With that said, one could argue that clients can already do this to a large extent already. If a buyside desk receives the make-take information in a FIX tag (or they can estimate it the fill is a make or take execution), the desk can use this information along with publicly available fee schedules from the exchanges to approximate the fees earned by the broker. However, such a method is often incomplete because information on dark pool and ELP fees and rebates are generally not readily available. But if brokers are now forced to collect this information and report it in aggregate for the 606 reports, brokers may be less reluctant to make these data available to clients directly. But even if brokers remain reluctant to share this information, buyside desks could use their 606 reports to approximate these fees/rebates for each broker on their own.
I also think that the SEC’s focus on execution practices indirectly reinforces the importance of buyside firms not only receiving the information they need to execute more efficiently, but also acting on that information. More broadly, as the pendulum swings in favor of the buyside in terms of the availability of execution information, the buyside is better able to optimize its trading and improve performance. But this also means that buyside firms can no longer hide behind the excuse that the data aren’t available to them. The data are out there, and more is coming – both from the SEC-mandated reports as well as from brokers providing more and more information on request. It is now up to the buyside trading desks to execute (bad pun intended, sadly).

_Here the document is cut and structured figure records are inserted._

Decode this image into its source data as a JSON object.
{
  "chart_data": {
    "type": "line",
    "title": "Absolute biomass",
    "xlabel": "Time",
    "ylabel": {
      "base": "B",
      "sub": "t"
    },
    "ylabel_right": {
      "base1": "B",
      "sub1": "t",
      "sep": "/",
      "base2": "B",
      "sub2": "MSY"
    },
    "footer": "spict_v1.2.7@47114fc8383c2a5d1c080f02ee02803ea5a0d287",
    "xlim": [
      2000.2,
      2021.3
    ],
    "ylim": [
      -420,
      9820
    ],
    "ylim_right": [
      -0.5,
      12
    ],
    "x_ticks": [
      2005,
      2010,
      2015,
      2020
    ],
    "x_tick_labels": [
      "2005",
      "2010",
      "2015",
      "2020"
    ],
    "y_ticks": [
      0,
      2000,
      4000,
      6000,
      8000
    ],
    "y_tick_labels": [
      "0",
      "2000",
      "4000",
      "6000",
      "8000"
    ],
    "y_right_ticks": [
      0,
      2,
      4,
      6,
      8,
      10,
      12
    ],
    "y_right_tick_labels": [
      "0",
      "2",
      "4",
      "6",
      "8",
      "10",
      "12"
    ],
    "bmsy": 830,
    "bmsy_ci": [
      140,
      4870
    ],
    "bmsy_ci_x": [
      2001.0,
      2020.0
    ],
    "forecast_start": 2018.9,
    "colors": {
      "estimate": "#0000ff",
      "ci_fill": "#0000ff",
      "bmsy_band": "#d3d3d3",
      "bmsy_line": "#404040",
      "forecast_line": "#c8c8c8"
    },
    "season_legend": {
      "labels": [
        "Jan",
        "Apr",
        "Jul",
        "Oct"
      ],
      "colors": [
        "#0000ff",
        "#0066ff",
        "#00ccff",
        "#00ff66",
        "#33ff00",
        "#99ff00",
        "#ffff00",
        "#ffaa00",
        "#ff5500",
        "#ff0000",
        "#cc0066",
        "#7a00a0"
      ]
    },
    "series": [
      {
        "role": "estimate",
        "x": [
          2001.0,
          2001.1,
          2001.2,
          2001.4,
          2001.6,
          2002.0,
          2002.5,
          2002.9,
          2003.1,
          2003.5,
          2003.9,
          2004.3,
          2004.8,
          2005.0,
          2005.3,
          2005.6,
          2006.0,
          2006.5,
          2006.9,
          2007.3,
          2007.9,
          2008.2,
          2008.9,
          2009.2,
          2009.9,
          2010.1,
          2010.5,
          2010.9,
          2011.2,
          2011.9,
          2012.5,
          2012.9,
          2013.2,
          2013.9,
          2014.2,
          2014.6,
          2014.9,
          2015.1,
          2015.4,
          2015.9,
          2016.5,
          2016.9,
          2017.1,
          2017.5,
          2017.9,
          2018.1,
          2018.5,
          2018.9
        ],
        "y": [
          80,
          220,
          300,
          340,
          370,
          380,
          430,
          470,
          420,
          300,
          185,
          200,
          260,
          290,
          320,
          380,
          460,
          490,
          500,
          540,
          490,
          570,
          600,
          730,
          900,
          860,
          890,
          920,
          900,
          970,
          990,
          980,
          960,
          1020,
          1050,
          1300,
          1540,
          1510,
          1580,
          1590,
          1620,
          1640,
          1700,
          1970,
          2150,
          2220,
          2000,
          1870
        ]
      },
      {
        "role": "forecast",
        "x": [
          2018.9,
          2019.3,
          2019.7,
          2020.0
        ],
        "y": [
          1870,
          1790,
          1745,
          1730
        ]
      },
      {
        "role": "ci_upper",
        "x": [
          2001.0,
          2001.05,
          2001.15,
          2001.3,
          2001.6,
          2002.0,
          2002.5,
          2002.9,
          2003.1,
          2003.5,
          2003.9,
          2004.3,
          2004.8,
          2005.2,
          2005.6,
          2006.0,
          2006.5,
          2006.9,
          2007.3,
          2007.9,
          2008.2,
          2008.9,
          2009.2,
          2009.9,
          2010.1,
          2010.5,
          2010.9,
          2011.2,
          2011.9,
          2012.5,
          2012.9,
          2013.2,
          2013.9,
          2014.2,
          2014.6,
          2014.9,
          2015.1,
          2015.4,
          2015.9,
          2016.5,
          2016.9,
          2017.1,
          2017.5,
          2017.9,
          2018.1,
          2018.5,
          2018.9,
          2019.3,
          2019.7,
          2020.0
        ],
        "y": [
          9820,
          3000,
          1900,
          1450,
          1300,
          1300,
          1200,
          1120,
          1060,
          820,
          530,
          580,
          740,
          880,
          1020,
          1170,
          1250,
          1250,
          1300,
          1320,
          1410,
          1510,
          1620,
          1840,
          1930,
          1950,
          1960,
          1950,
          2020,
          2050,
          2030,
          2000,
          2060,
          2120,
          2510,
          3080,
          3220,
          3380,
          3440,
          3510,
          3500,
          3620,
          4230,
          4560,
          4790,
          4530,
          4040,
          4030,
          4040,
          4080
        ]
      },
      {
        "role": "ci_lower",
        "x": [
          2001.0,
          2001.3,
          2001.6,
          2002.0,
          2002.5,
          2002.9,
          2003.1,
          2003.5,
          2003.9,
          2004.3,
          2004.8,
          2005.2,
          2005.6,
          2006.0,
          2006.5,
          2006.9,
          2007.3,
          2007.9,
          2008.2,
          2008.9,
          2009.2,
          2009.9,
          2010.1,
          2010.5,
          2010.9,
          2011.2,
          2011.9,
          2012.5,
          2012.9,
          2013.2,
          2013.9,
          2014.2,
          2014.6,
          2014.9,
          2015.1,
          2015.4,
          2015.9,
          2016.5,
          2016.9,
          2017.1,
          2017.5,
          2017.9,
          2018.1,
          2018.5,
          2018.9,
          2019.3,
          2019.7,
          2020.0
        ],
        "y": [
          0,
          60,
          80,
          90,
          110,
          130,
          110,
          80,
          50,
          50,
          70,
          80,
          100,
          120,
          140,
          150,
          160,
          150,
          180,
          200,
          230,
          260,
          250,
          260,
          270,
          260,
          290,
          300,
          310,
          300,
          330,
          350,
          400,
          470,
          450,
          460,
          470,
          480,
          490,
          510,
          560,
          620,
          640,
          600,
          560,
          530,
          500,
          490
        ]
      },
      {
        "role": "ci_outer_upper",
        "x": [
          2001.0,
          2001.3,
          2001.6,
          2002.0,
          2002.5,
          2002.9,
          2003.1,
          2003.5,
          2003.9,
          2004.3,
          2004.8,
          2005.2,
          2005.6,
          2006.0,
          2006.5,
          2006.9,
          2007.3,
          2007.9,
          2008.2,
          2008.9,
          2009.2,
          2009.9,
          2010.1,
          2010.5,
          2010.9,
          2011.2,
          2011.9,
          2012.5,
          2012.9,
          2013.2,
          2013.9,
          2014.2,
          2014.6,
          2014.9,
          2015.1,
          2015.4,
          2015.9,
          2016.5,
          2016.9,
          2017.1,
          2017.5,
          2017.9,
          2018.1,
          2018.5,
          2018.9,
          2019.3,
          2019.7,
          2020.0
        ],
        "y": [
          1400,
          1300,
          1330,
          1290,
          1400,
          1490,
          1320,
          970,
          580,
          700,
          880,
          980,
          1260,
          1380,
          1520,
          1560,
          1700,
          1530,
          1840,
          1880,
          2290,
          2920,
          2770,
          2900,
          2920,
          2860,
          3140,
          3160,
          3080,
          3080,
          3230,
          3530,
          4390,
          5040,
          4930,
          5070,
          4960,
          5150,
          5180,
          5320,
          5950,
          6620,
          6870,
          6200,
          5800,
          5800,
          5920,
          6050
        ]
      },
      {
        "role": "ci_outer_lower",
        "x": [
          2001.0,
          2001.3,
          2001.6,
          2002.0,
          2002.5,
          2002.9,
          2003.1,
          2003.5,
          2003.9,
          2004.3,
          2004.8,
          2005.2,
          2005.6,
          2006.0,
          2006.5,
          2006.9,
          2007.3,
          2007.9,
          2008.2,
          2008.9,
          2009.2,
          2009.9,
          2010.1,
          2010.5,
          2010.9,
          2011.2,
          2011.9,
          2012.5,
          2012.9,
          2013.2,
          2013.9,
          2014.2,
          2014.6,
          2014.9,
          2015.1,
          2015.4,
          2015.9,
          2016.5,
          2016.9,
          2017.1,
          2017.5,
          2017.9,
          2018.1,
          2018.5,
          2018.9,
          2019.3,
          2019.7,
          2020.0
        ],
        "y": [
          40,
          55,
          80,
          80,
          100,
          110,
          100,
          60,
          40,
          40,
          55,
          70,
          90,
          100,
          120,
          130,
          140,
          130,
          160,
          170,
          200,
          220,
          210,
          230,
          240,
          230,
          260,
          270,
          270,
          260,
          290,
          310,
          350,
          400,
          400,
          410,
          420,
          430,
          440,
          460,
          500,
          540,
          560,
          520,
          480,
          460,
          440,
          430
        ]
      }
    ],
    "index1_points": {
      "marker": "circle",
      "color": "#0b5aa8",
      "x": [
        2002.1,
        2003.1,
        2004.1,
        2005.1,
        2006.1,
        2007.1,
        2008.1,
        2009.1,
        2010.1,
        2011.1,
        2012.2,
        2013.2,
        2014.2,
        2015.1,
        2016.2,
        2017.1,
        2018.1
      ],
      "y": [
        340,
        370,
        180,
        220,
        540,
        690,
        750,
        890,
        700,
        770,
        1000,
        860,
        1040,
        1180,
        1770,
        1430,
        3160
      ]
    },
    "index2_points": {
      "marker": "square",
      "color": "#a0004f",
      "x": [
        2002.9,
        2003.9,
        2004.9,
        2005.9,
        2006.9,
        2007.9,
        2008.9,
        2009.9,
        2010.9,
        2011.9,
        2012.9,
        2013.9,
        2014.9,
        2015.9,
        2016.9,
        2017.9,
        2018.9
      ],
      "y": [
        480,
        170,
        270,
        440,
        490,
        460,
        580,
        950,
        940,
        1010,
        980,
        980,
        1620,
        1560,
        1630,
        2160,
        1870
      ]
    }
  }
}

In sum, the modification to Rule 606 not only add to the information set available to trading desk. They could indirectly result in even greater information being made available to clients via other means. In this way, the modifications will make Rule 606 reports more than simply canaries for coal mines -- and hopefully much, much more.
[1] Technically, orders are categorized based on pricing relative to midpoint, i.e., less favorable, more favorable, or at the midpoint, as opposed to taking or providing liquidity.
[2] https://www.bacidore.com/post/can-rebates-help-align-broker-and-client-incentives.
[3] See “Can Brokers Have It All? On the Relation between Make-Take Fees and Limit Order Execution Quality” in the Journal of Finance, Volume 71, pp. 2193-2238.